Nun gehöre ich nun mal zu diesen Nichttechnikern, obwohl mir Technik eigentlich immer Spaß gemacht hat und ich durchaus in der Lage bin technische Zusammenhänge zu kapieren und (betriebswirtschaftlich) zu beurteilen. Aber ich habe hierfür kein Handwerkszeug, welches mich qualifiziert vom Fleck weg z.B. eine technische Zeichnung anzufertigen bzw. zu lesen. Lange Rede kurzer Sinn, es muss mir jemand beibringen und ich wäre auch sehr bereit dafür mich umschulen zu lassen oder sogar noch eine Lehre zu absolvieren.
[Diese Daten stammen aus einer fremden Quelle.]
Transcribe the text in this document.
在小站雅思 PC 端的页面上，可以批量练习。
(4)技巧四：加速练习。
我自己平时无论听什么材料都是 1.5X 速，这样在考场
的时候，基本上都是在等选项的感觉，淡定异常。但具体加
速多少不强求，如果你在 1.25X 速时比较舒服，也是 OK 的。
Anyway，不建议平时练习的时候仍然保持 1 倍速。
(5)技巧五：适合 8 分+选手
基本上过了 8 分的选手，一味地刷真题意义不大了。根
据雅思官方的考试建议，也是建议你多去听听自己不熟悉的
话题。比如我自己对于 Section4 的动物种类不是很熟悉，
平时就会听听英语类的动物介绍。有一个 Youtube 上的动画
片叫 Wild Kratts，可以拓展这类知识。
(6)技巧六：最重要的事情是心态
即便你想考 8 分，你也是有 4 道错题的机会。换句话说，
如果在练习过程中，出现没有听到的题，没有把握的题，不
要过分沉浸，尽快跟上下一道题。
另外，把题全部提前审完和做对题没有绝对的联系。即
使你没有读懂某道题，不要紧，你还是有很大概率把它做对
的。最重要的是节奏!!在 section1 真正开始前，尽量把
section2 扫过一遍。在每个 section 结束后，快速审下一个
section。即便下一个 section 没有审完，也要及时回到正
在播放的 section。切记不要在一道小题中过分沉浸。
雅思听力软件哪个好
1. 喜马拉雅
ABER: Ich muss während dieser Zeit Leben können und ich brauche eine echte Perspektive. Ich bin 44, wenn ich mich heute umschulen lassen würde, benötige ich eine zumindest mittelfristige Garantie auf ein vernünftiges Einkommen. Also, es ist ja klasse, dass das Arbeitsamt und unzählige Institutionen Umschulungen, Weiterbildungen und Zusatzqualifikationen anbieten und auch durchführen, aber es fehlt die Beteiligung der Arbeitgeber in diesen Maßnahmen. Ich kann in meiner Situation nicht von einem Lehrlingsgehalt leben und eine anschließende Übernahme kann nicht für einen Hungerlohn stattfinden. Ich bin bereit (und schlage das auch regelmäßig vor) ein Praktikum oder ein Traineeprogramm zu machen, aber nicht für Gottes Lohn und auch nicht für ein Taschengeld. Ich möchte die ernsthafte Absicht des Arbeitgebers sehen, mich auf einen ordentlichen Arbeitsplatz mit einer vernünftigen Bezahlung fit zu machen und mich nicht auf eine Zeit billig auszubeuten, mit der Karotte der Übernahme vor der Nase. Das kann man mit Mitte 20 ein- oder zweimal machen, aber nicht mit Mitte 40. Ebenfalls biete ich an, mich auf Arbeitsamtskosten qualifizieren zu lassen, aber nicht auf eine vage Zusage hin. Ich gelte jetzt schon oft als überqualifiziert, jede weiter zusätzliche Qualifikation macht es mittlerweile noch schwieriger für mich, die Hürde des ersten Eindrucks zu nehmen. Ich möchte mich weiter qualifizieren, aber nur noch gezielt auf eine (vernünftig bezahlte) Position hin.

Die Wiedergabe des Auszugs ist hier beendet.